Выбрать главу

Письмо, написанное Карлосом 30 августа 1993 года, свидетельствует о том, что он чувствовал свое родство с исламскими фундаменталистами: “Наше материалистическое воспри-тие мира не могло помешать нам еще много лет тому назад предвидеть появление нового типа исламского революционера, примкнувшего ныне к революции и возглавившего ее авангард. Многим нашим соратникам по революции догматизм мешал увидеть это”.

Переписка Карлоса с Жену закончилась весной 1996 года. 30 мая Жену собрал своих друзей у себя дома в Лозанне, где находилось одно из самых ценных его приобретений — акварель, написанная Гитлером в Вене в 1913 году, когда он еще был безвестным художником. В присутствии членов “Исхода” — группы, проповедовавшей самоубийство, в которую он вступил за год до этого, Жену выпил яд и лег дожидаться смерти. Он решил самостоятельно выбрать время своей кончины, чтобы “уйти с достоинством до наступления физического распада”.

Близость Карлоса с этим человеком, который оплачивал адвокатов Адольфа Эйхмана и Клауса Барбье, по крайней мере, отчасти объясняется свойственным обоим антисемитизмом. Карлос получил его в наследство от своего отца Рамиреса Наваса. Когда средства массовой информации обрушились с критикой на одного из братьев Карлоса, отец Карлоса назвал журналистку, подготовившую этот материал, “грязной еврейкой”.{450} Родственники Карлоса подтверждали его расистские наклонности. “Он верил в независимое государство Палестины и презирал евреев”, — говорил его кузен, профессор хореографии Луис Санчес.{451} Много позднее, разговаривая со своим еврейским адвокатом, Карлос презрительно назвал Ганса-Иоахима Кляйна, участвовавшего в захвате заложников ОПЕК, “еврействующим типом”. Эти его взгляды проявились и во время суда. Уязвленный нападками адвокатов жертв его терактов, он назвал Франсуазу Рудетски, возглавлявшую французскую Ассоциацию жертв насилия и террора, “наследницей Владимира Жаботинского” — одного из основателей сионизма.{452}

По мере того как проходили месяцы, а потом и годы заключения, изоляция, которую Карлос называл “белой пыткой”, начинала брать свое. Его уверенность в том, что это явление временное, была поколеблена, и самообладание начало отказывать ему. Однажды вечером в июне 1996 года, когда два заключенных обсуждали через окошки камер телевизионные программы, их разговор был прерван высоким пронзительным голосом: “Это я, Карлос! Я — Карлос!” Однако этот призыв не вызвал должной реакции, так как один из заключенных спросил: “Какой такой Карлос?” Однако, когда сокамерники поняли, кто к ним взывал, наступило гробовое молчание. Карлосу никто не ответил, так что охранникам никого не пришлось призывать к порядку. “От его голоса людям становилось не по себе, — вспоминал наемник Боб Денар, занимавший камеру двумя этажами выше Карлоса. — Казалось, его голос раздается откуда-то из преисподней. Он был один, и ему было не с кем поговорить. Мы его не обсуждали между собой — это была запретная тема. Его руки были по локоть в крови, и это потрясало даже преступников”.{453}

Подавленное состояние Карлоса определялось особенностями его характера, которые за несколько лет до этого были отмечены еще сотрудниками Штази, наблюдавшими за ним: комплекс превосходства в соединении с манией преследования делал его абсолютно неспособным переносить трудности. Те немногие люди, которым было позволено общаться с Карлосом в тюрьме, вспоминают его как приятного, общительного и добродушного человека, который, однако, мгновенно впадал в ярость, если ему не оказывали должного уважения.
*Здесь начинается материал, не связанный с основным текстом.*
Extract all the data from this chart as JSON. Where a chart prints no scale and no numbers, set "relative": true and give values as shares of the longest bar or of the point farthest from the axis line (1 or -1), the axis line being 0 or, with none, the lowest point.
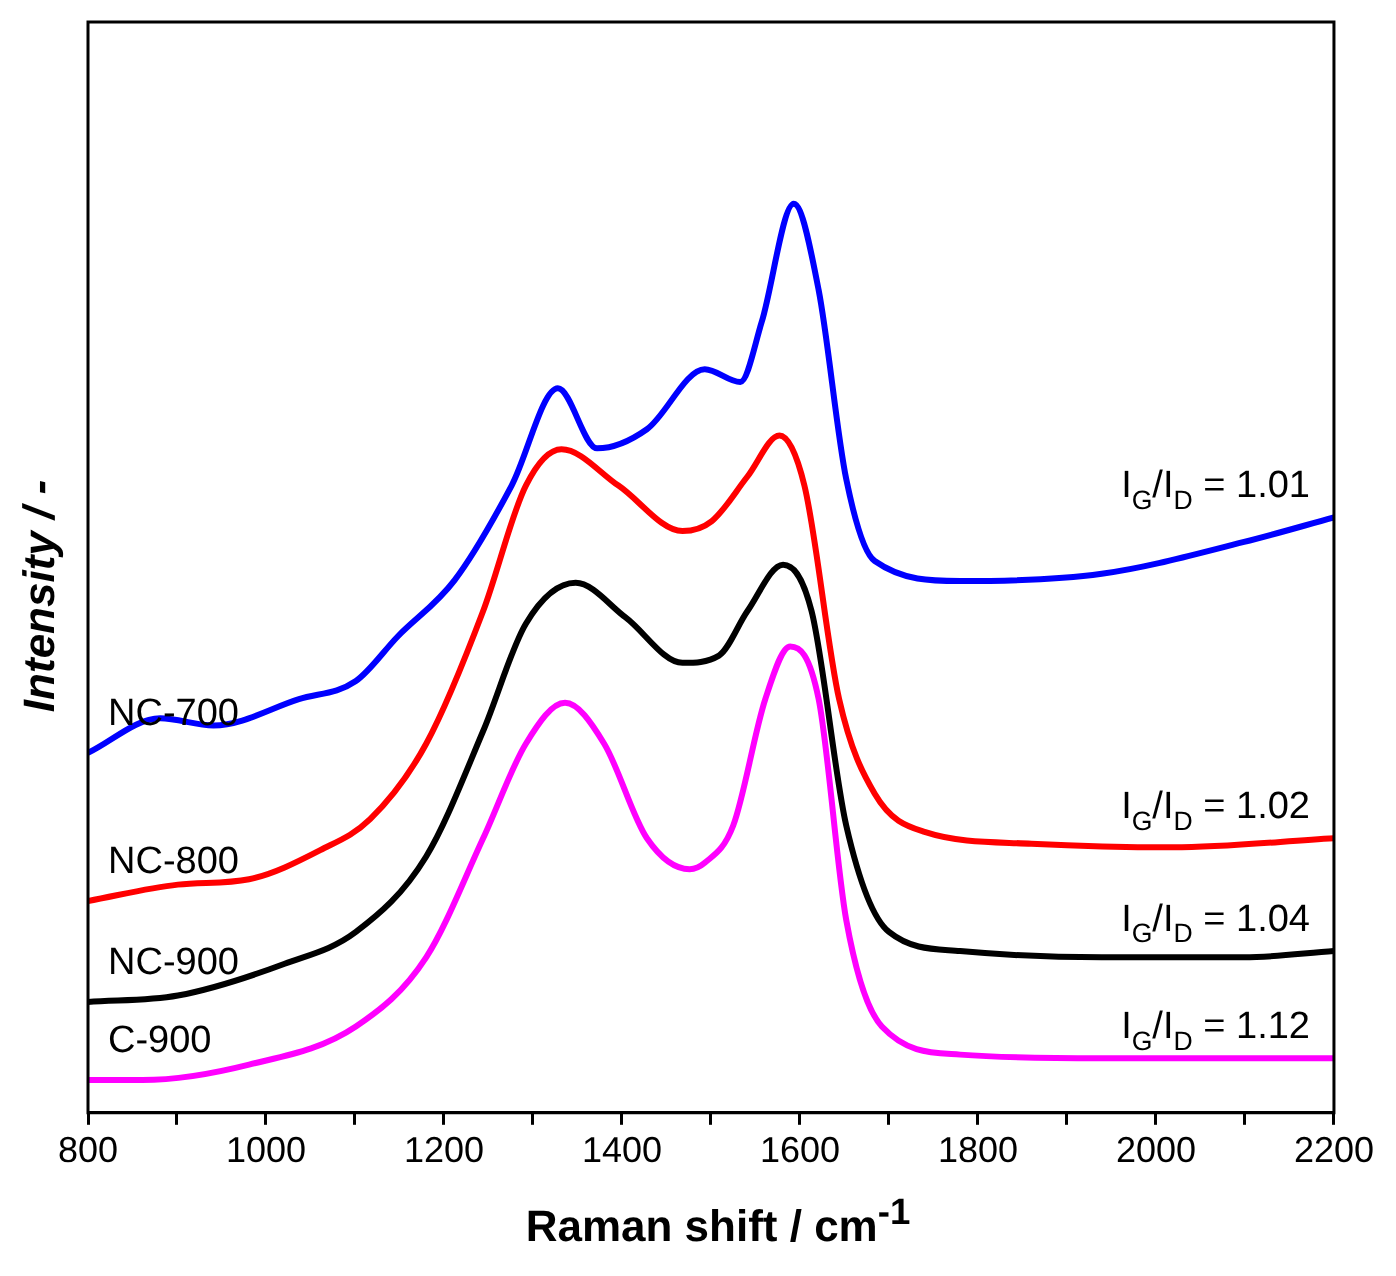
{
  "chart_data": {
    "type": "line",
    "relative": true,
    "xlabel": "Raman shift / cm$^{-1}$",
    "ylabel": "Intensity / -",
    "xlim": [
      800,
      2200
    ],
    "xticks": [
      800,
      {
        "value": 900,
        "label": null
      },
      1000,
      {
        "value": 1100,
        "label": null
      },
      1200,
      {
        "value": 1300,
        "label": null
      },
      1400,
      {
        "value": 1500,
        "label": null
      },
      1600,
      {
        "value": 1700,
        "label": null
      },
      1800,
      {
        "value": 1900,
        "label": null
      },
      2000,
      {
        "value": 2100,
        "label": null
      },
      2200
    ],
    "grid": false,
    "legend": false,
    "marker": "none",
    "line_style": "solid",
    "series": [
      {
        "name": "NC-700",
        "color": "#0000ff",
        "x": [
          800,
          881,
          941,
          1037,
          1101,
          1148,
          1212,
          1276,
          1328,
          1372,
          1428,
          1493,
          1533,
          1557,
          1593,
          1621,
          1652,
          1684,
          1780,
          1939,
          2099,
          2200
        ],
        "values": [
          0.396,
          0.434,
          0.426,
          0.455,
          0.475,
          0.524,
          0.586,
          0.69,
          0.797,
          0.731,
          0.752,
          0.818,
          0.804,
          0.87,
          1,
          0.905,
          0.697,
          0.607,
          0.585,
          0.593,
          0.628,
          0.655
        ]
      },
      {
        "name": "NC-800",
        "color": "#ff0000",
        "x": [
          800,
          901,
          981,
          1061,
          1117,
          1180,
          1244,
          1292,
          1332,
          1396,
          1468,
          1501,
          1541,
          1577,
          1605,
          1644,
          1684,
          1740,
          1860,
          2019,
          2200
        ],
        "values": [
          0.233,
          0.251,
          0.257,
          0.289,
          0.323,
          0.406,
          0.552,
          0.69,
          0.73,
          0.69,
          0.64,
          0.651,
          0.7,
          0.745,
          0.69,
          0.455,
          0.351,
          0.309,
          0.296,
          0.292,
          0.302
        ]
      },
      {
        "name": "NC-900",
        "color": "#000000",
        "x": [
          800,
          901,
          1021,
          1101,
          1180,
          1244,
          1292,
          1348,
          1404,
          1468,
          1509,
          1541,
          1581,
          1613,
          1652,
          1700,
          1780,
          1939,
          2099,
          2200
        ],
        "values": [
          0.122,
          0.129,
          0.164,
          0.199,
          0.282,
          0.42,
          0.538,
          0.583,
          0.545,
          0.495,
          0.503,
          0.552,
          0.603,
          0.552,
          0.316,
          0.199,
          0.178,
          0.171,
          0.171,
          0.178
        ]
      },
      {
        "name": "C-900",
        "color": "#ff00ff",
        "x": [
          800,
          861,
          981,
          1101,
          1180,
          1244,
          1292,
          1336,
          1380,
          1428,
          1476,
          1493,
          1525,
          1561,
          1589,
          1621,
          1652,
          1692,
          1780,
          1939,
          2200
        ],
        "values": [
          0.036,
          0.036,
          0.053,
          0.095,
          0.171,
          0.302,
          0.406,
          0.451,
          0.406,
          0.302,
          0.268,
          0.275,
          0.316,
          0.455,
          0.513,
          0.455,
          0.212,
          0.095,
          0.064,
          0.06,
          0.06
        ]
      }
    ],
    "annotations": [
      "I$_{G}$/I$_{D}$ = 1.01",
      "I$_{G}$/I$_{D}$ = 1.02",
      "I$_{G}$/I$_{D}$ = 1.04",
      "I$_{G}$/I$_{D}$ = 1.12"
    ]
  }
}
Постоянным объектом его нападок были тюремные охранники, сопровождавшие его на допросы к судье Брюгьеру. Когда в ноябре 1996 года кто-то из охранников потребовал, чтобы он снял ремень, как того требовали правила, Карлос начал кричать. Ему поспешно надели наручники, заковав руки за спиной, и забросили его в фургон. У суда его уже дожидались представители Скотленд-Ярда, которым наконец позволили допросить Карлоса, хотя их первый запрос об этом был послан сразу после его ареста. Английские офицеры с полным изумлением взирали на то, как тюремная охрана пропихивает Карлоса за руки и за ноги сквозь узкие бронированные двери, а судья тщетно пытается его привести в чувства.